Praca zdalna. Firmy nie dorzucają się do wyższych rachunków pracowników
Pracując z domu, Polacy ponoszą koszty, które w innych okolicznościach obciążałyby pracodawcę. Wyższe rachunki za prąd, wodę, ale też konieczność zaopatrzenia się w kawę czy herbatę. Związki zawodowe są przekonane, że firmy powinny partycypować w tych kosztach. Przedsiębiorcy są sceptyczni. Rozmowy trwają od miesięcy.
Dla jednych praca z domu to wygoda, z której nieprędko zrezygnują. Inni marzą o powrocie do biura, bo męczy ich całodzienne siedzenie w domu. Niezależnie od naszego stosunku do pracy zdalnej, w każdym przypadku oznacza ona wyższe rachunki za energię, zużycie wody czy ogrzewanie.
Od marca regularnie pada pytanie, czy pracodawcy – dla których nieobecność pracowników w burach jest źródłem oszczędności – powinni partycypować w kosztach, jakie z racji przeniesienia biura do domu ponosi pracownik.
"Rzeczpospolita" przywołuje się na wyniki hiszpańskich badań, z których wynika, że fizyczna nieobecność pracowników to dla firm oszczędność rzędu nawet 7 tys. euro rocznie (na jednej osobie).
Prace nad uregulowaniem kwestii zwrotu rozpoczęły się w Radzie Dialogu Społecznego we wrześniu zeszłego roku, ale jak zauważa "Rz", w miarę formułowania konkretów spadała "umiejętność negocjacji". Kością niezgody stało się to, czy to aby na pewno pracodawca jest wzbogacony na nieobecności pracowników.
Praca zdalna.

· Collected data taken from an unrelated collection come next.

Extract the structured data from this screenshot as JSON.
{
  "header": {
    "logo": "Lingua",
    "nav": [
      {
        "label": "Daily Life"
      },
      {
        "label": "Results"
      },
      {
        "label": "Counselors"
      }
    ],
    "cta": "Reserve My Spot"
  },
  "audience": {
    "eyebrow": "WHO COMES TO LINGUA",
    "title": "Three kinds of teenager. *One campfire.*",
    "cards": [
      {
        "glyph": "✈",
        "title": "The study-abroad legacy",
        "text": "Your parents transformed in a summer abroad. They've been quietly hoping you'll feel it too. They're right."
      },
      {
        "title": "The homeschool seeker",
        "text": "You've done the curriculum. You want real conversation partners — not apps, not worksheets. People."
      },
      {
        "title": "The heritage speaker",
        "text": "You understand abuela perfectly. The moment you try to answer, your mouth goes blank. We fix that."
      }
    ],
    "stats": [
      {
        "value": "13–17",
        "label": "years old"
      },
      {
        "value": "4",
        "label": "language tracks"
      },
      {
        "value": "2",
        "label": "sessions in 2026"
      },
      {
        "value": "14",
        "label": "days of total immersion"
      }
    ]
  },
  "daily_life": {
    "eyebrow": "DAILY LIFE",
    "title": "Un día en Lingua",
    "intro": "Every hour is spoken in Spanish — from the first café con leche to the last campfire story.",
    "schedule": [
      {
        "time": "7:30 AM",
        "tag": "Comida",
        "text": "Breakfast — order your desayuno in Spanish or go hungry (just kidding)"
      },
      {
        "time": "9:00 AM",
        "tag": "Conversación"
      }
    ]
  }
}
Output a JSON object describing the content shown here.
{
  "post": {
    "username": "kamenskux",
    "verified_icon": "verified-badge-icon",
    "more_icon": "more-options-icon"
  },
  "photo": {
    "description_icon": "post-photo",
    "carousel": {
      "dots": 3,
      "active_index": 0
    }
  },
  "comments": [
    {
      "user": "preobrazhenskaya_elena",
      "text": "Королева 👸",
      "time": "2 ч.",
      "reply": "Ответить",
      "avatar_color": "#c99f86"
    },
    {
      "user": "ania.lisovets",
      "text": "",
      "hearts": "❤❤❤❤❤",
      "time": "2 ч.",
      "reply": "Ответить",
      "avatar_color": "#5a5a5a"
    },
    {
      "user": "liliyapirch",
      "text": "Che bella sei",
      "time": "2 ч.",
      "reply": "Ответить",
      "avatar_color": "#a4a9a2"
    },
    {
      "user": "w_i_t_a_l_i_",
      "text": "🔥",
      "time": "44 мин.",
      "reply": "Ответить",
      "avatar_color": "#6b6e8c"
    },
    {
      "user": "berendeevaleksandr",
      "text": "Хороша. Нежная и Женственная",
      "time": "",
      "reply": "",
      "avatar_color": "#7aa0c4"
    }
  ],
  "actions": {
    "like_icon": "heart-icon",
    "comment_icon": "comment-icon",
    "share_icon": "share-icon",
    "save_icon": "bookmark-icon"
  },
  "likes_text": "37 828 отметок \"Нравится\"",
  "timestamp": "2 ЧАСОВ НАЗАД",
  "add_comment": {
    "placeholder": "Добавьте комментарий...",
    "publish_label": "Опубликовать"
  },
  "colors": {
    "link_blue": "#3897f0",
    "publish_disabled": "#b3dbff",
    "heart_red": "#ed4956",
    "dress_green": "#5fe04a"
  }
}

Co z wypadkami i ekwiwalentem? "To są kwestie sporne"
Łukasz Bernatowicz, wiceprezes Business Centre Club zauważył, że przedsiębiorstwa wcale nie zyskują tyle, ile się może na pierwszy rzut oka wydawać. Wszystko dlatego, że z reguły podpisują wieloletnie umowy na najem powierzchni i na ostateczną wysokość czynszu fakt przebywania pracowników bądź ich nieobecności nie ma wielkiego wpływu.
Paweł Śmigielski z OPZZ nie ma wątpliwości, że pracodawcy z całą pewnością powinni pokrywać wyższe rachunki pracowników.
- W zagadnieniach związanych z pracą zdalną jednym z naszych priorytetów jest ustalenie zasad ekwiwalentu finansowego w taki sposób, aby rekompensował pracownikowi wszystkie koszty ponoszone przez niego w związku z wykonywaniem pracy – powiedział Śmigielski.
"Wszystkie koszty" - czyli które?
Określenie, czym w rzeczy samej są "wszystkie koszty" może nastręczać ogromnych trudności. Bo czy uwzględnić w nich zakup kawy i herbaty, które pracownik kupuje na swoje potrzeby? A mydło, które w innych okolicznościach pochodziłoby z firmowych magazynów?
Jako ciekawostkę "Rz" przywołuje stanowisko Szwajcarskiego Federalnego Sądu Najwyższego, który uznał, że pracodawca musi wręcz pokrywać część czynszu za prywatne mieszkanie, w którym znajduje się "biuro do pracy zdalnej".
Dla równowagi: w listopadzie pisaliśmy o tym, że analitycy Deutsche Bank doszli do wniosku, że praca z domu to luksus, a towary luksusowe są obłożone dodatkowymi podatkami. Przekonywali, że by osoby, które po zakończeniu pandemii zdecydują się kontynuować pracę zdalną, powinni płacić dodatkowy podatek w wysokości 5 proc. wynagrodzenia.
Pieniądze z podatku od tych, którzy pracują w domowym ciepełku i nie muszą dojeżdżać zatłoczonymi autobusami do biura miałyby pójść na pomoc dla tych, którzy w związku z pandemią stracili pracę.
Wróćmy jednak na polskie podwórku. Choć prace nad regulacją wydatków związanych z pracą zdalną idą jak po grudzie, jeszcze w tym tygodniu powinny się zakończyć w Radzie Dialogu Społecznego rozmowy w tym temacie. Niewykluczone, że ustalone zostaną zasady wypłacania ryczałtu na pokrycie tych kosztów.